These teens endured unimaginable tragedy when a gunman killed 17 people at Marjory Stoneman Douglas High School in Parkland, Fla., on Feb. 14, 2018. It was the deadliest high school shooting in U.S. history — and it transformed several of the survivors.
David Hogg, Samantha Fuentes, Emma Gonzalez and Cameron Kasky, among others, emerged as vocal, passionate gun-control advocates who demanded reform and legislation through social media, a political action committee (Never Again), 2018’s March for Our Lives, which drew hundreds of thousands of protestors to Washington, D.C., and a subsequent nationwide tour.
Though Parkland’s Gen Z activists have inspired millions of people across the country and given voice to a majority of Americans who favor stricter gun laws, Hogg says there is nothing special about their school or suburban South Florida community that bred such a resilient group. It’s merely a matter of privilege.
“As much as I would like to think that our experience is solely based off of merit, I think most of it likely comes down to the fact that it’s a predominantly white community that was impacted,” Hogg tells Yahoo Entertainment in a new interview where he was joined by Snyder, Fuentes and Chicago activist Alex King (watch above). “Communities across the country are activated on this.
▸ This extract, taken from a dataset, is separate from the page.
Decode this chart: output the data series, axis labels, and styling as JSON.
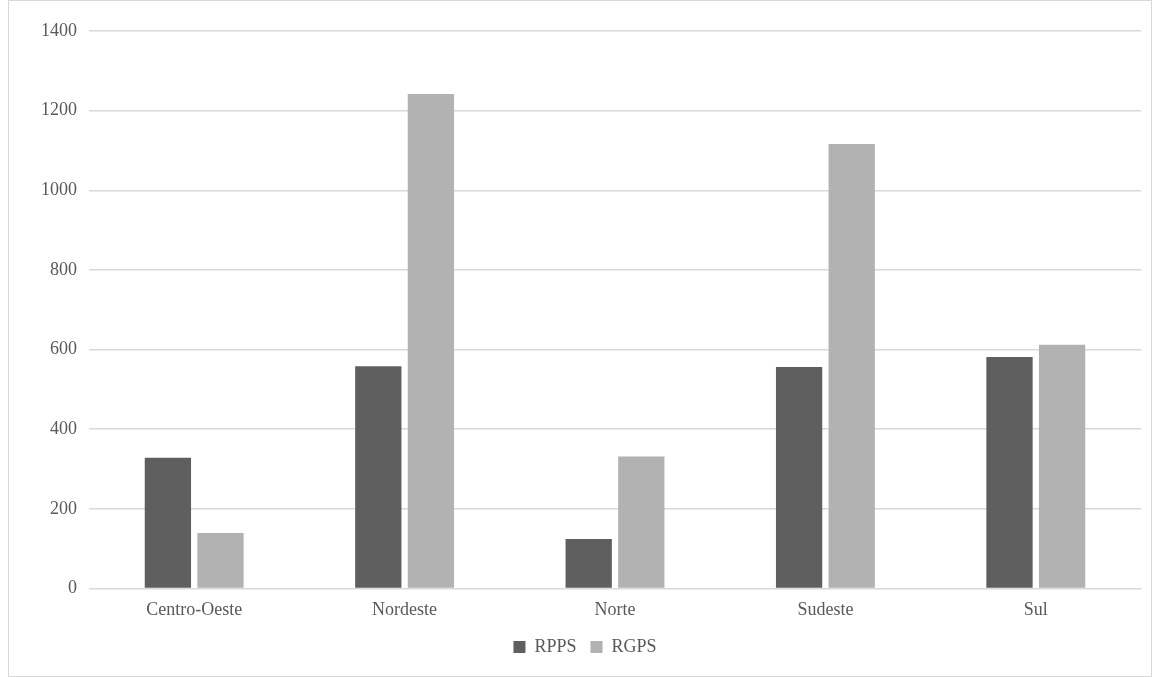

It’s just some get significantly more coverage, unfortunately, than others. And because of that, they don’t get big donors, they don’t get a lot of the time. Or if they do, it’s a highly racialized view of gun violence in America.”
Us Kids portrays the unification of activists from Parkland and those like King in Chicago and Bria Smith in Milwaukee, who represent the daily fight against gun violence in inner-cities across America disproportionately impacting communities of color.
“I feel like when people see this, they’re gonna see that it isn’t just Black or white, it isn’t racial … but it’s us together fighting for a change,” says King. “We all saw something wrong in our country, we all saw nobody was doing nothing about it, so we as children decided to take a stand.”
The issue of gun control remains intensely divisive in the U.S. The activists on the frontlines of the firearms reform debate regularly receive death threats and other threats of violence from extremists who disagree with them.
“I don’t think the fear is anything that you ever really get used to,” says Hogg. “I don’t think you get used to the Marjorie Taylor Greenes of the world following you in the way that she did. [Before her election to Congress, the controversial Georgia politician followed Hogg around the U.S. Capitol in 2019 and berated him over his views.] There are some weird places, psychologically, you go to when you’re trying to justify why you continue doing this despite all of us having gone through so much. … There are people that want to kill us out there. And we’re gonna do everything in our power to try to mitigate and avoid that from happening. But at least in my own case, the way that I always think about it is, ultimately, in the event that I God forbid get shot or killed, they prove my point.”
As also depicted in the film, Hogg in particular has drawn the most pronounced ire from gun rights advocates and right-wing politicians and media figures — far more than other prolific young activists like Gonzalez. Greene heckled him. Other conspiracy theorists called “a crisis actor.” Fox News host Laura Ingraham mocked the teen mass shooting survivor for not getting into colleges he applied to as a high school senior (he currently attends Harvard).
It’s “because they’re afraid of me,” Hogg says. “I can’t think of what other reason it would be other than the fact that I’m a straight white guy and that’s typically the demographic that they to chase after. I guess you could say I’ve been significantly more overt in picking my fights with them at times, though I wouldn’t say I necessarily picked one with Marjorie Taylor Greene or Laura Ingraham to begin with. But I’m not just going to sit back, I’m going to defend myself.”
The now-adult Hogg and company remain resilient in their efforts for gun reform despite a disheartening recent spate of mass shootings in cities like Atlanta, Indianapolis and Boulder, Colo., coming as the nation began emerging from a year of quarantining due to the coronavirus pandemic.
“I am enraged, I am disappointed like anyone else,” says Fuentes, who was shot during the Parkland attack and has bullet shrapnel permanently embedded in her legs and behind her right eye. “But I think further, more than anything, it kind of proves a point in a way: which is that complacency kills and just hoping that an issue goes away just doesn’t make it go away.
“It’s a bit trivial at times, what keeps people hopeful. It’s usually the tribe — it’s this, right here, it’s David, it’s Alex, it’s Kim. Otherwise there’s not much else except for each other. We don’t have anything else but a bunch of really scary adults screaming at us [on] a constant basis about an issue you’d think that people would care about.”
Us Kids is now in theaters and on video on demand.